Clinical Relevance Statement
Clinical Relevance Statement
Although it is reasonable to try to increase the relevance of CDS tools by focusing
their activation for users only in specific clinical contexts, data from this study
suggest that the clinical context of a user may not be properly captured by CDS tools
using the conventional way, i.e., by looking at the user's login location. To increase
the usability of CDS tools and reduce alert fatigue, CDS tool designers can thoughtfully
incorporate user's login location in CDS logic after performing a data-driven assessment
for each use case.
Multiple Choice Questions
Multiple Choice Questions
-
How frequently is user context used in computerized clinical decision support (CDS)
criteria?
-
Never
-
Sometimes
-
Usually
-
Always
Correct Answer: The correct answer is option b. The study estimates that one in five CDS tools used
user context in their logic. Practically, user context is only needed when the CDS
logic is too broad and must be narrowed to a specific setting to increase its relevance.

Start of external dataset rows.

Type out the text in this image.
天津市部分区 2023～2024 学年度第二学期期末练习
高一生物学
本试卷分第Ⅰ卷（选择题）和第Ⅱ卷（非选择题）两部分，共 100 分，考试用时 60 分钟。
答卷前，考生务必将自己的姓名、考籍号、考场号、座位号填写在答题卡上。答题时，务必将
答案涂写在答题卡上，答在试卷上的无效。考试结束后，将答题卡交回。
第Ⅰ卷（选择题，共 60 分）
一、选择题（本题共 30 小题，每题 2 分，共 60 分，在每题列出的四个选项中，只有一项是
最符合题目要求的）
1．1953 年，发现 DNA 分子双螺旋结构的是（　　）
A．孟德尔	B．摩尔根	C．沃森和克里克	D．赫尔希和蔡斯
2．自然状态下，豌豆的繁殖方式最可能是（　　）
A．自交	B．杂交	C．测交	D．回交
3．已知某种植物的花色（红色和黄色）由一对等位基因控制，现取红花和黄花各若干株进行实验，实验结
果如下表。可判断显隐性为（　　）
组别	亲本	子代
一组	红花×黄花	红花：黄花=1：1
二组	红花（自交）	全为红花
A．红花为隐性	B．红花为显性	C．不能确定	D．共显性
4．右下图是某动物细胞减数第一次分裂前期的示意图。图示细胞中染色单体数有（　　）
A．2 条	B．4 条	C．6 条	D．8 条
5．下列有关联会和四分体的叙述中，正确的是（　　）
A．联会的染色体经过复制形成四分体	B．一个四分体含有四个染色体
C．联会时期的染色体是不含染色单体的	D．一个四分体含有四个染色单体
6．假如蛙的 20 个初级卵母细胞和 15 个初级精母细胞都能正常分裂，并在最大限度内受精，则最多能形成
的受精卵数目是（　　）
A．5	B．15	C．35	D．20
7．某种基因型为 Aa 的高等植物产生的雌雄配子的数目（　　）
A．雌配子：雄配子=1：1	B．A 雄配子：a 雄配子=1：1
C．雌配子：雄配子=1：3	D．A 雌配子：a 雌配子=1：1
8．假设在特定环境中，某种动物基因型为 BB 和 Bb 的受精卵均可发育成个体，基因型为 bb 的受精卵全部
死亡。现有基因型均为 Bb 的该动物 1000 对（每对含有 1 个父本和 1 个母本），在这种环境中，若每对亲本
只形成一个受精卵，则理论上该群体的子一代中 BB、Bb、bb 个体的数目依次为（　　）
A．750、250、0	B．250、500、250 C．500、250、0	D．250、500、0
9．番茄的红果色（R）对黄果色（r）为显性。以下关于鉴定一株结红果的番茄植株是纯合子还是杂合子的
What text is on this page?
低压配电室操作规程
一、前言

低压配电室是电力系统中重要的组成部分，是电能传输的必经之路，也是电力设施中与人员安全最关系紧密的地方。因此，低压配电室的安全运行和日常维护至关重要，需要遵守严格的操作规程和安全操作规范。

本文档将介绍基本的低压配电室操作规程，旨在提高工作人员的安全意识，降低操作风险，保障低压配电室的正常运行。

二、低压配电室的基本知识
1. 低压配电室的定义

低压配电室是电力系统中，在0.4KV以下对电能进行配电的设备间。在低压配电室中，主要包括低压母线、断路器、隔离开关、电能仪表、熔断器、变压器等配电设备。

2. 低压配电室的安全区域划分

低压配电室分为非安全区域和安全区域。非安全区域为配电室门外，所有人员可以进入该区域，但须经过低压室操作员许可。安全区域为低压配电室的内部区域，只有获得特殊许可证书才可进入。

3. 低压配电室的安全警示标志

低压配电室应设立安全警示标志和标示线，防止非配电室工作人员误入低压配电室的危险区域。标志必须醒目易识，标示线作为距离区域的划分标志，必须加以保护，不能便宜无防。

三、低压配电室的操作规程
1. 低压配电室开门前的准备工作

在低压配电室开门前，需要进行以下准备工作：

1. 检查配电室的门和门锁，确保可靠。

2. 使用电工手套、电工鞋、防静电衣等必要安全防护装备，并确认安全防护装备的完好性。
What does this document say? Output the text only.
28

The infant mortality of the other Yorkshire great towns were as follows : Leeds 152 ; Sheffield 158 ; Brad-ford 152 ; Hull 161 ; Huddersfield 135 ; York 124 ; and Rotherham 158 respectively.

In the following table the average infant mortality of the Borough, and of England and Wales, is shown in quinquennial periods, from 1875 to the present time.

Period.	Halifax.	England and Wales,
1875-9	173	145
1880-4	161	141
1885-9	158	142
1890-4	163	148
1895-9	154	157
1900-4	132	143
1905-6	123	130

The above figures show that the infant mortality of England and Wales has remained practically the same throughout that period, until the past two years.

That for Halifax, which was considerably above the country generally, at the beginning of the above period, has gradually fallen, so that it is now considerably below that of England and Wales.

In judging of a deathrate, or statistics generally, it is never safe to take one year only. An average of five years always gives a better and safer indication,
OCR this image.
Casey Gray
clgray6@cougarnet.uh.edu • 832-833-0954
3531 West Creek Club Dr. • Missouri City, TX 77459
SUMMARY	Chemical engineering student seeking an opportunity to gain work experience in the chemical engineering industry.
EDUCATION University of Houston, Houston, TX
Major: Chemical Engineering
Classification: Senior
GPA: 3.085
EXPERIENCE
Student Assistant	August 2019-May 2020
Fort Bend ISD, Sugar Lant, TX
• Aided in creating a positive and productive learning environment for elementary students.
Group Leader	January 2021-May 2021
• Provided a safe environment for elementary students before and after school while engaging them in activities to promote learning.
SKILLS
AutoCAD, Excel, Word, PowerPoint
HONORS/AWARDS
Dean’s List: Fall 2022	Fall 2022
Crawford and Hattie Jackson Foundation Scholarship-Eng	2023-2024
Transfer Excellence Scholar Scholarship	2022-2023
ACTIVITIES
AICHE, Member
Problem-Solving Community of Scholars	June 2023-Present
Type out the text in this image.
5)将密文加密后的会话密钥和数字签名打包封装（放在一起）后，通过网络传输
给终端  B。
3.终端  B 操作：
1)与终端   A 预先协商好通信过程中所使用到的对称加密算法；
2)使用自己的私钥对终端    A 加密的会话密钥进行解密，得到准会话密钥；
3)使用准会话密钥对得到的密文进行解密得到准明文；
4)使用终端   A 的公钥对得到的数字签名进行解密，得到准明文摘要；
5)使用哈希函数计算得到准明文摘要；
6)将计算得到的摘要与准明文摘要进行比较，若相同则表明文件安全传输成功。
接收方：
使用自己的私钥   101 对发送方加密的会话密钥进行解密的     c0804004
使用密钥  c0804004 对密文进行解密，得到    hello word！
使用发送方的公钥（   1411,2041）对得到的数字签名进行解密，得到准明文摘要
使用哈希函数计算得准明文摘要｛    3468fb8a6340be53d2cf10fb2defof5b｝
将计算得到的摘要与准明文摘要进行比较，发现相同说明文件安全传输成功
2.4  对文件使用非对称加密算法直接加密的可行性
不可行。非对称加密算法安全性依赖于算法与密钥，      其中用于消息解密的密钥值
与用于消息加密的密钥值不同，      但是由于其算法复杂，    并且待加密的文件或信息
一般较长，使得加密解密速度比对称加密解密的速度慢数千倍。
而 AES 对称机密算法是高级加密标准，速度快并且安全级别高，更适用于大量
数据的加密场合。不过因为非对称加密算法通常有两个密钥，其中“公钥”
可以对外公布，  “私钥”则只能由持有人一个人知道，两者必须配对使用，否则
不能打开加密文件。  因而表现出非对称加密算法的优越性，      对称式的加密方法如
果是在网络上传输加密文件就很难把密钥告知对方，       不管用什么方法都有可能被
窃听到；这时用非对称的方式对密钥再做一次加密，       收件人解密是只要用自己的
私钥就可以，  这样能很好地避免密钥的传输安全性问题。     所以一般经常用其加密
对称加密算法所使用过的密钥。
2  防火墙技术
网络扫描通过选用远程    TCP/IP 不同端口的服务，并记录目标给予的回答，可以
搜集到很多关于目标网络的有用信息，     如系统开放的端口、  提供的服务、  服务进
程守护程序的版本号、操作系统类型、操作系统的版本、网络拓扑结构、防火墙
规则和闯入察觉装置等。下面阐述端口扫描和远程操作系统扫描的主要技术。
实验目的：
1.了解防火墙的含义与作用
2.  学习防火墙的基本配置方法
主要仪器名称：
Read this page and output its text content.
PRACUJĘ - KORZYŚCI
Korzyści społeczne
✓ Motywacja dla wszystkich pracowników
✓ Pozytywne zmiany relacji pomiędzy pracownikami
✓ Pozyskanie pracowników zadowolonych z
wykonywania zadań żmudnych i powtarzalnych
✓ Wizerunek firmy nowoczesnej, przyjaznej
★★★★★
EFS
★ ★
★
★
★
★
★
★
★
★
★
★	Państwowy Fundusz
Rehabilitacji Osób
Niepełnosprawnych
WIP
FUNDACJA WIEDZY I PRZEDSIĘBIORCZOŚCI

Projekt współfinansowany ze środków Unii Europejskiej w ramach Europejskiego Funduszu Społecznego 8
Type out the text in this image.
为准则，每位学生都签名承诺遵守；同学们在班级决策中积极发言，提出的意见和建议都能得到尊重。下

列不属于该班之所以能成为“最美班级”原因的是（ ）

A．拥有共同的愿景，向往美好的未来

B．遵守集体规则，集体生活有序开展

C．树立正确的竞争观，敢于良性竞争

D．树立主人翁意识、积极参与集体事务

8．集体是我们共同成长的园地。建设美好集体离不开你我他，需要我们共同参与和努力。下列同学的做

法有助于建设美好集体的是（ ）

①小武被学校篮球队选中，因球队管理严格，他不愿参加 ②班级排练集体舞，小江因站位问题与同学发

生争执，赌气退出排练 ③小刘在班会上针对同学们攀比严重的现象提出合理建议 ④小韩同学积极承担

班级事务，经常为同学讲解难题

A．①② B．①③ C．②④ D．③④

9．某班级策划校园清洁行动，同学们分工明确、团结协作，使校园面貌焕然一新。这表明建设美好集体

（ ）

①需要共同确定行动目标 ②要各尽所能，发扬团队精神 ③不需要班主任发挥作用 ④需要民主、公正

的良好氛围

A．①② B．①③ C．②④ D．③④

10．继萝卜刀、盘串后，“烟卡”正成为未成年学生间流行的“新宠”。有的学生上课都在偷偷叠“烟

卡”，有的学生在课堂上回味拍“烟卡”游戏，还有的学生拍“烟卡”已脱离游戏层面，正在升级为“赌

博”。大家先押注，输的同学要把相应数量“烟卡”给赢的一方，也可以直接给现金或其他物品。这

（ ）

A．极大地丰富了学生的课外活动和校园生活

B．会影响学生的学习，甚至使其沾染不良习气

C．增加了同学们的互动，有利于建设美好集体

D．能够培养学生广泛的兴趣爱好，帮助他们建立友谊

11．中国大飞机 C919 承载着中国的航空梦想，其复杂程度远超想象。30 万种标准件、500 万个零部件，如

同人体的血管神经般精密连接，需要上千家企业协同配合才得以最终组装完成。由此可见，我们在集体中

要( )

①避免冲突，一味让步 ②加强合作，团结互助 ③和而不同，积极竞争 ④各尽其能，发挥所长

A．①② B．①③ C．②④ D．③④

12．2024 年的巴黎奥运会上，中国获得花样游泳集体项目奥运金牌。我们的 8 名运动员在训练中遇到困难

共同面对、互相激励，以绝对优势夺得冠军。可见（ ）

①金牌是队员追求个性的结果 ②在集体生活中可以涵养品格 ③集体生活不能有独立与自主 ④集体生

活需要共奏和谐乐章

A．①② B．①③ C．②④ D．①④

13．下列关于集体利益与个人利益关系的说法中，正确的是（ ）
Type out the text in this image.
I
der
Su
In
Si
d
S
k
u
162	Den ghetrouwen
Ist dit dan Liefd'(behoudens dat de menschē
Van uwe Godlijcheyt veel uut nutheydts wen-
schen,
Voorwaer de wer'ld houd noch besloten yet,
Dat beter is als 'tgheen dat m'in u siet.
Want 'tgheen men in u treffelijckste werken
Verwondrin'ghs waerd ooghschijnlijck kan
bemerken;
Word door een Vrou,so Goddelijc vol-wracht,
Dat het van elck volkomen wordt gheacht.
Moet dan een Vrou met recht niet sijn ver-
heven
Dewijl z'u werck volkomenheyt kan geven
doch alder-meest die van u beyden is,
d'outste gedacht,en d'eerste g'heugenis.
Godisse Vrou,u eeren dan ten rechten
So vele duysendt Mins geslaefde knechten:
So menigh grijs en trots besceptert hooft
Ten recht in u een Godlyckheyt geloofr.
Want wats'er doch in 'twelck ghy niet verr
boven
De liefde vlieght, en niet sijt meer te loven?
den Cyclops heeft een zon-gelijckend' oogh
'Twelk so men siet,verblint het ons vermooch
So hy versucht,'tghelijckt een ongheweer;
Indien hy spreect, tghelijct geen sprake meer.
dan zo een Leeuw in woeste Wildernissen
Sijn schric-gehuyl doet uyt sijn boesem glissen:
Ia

For these reasons, choices a, c, and d are not correct.
-
What is one of the key limitations of incorporating the user's EHR context into the
logic of computerized clinical decision support (CDS) tools?
-
EHR context does not always correctly represent clinical context
-
EHR context data are not available in modern EHR systems
-
EHR systems do not have a way to capture the user's context
-
Capturing EHR context takes a long time and slows down the EHR system
Correct Answer: The correct answer is option a. The study shows that while there is a high concordance
between EHR context and patient location, this concordance is far from ideal, and
is particularly lower for certain user groups. Modern EHR systems provide easy ways
to capture user context based on the user's last login location, so choices b and
c are incorrect. Once EHR context is calculated based on the user's login location,
this information is readily available for each user session, so choice d is incorrect.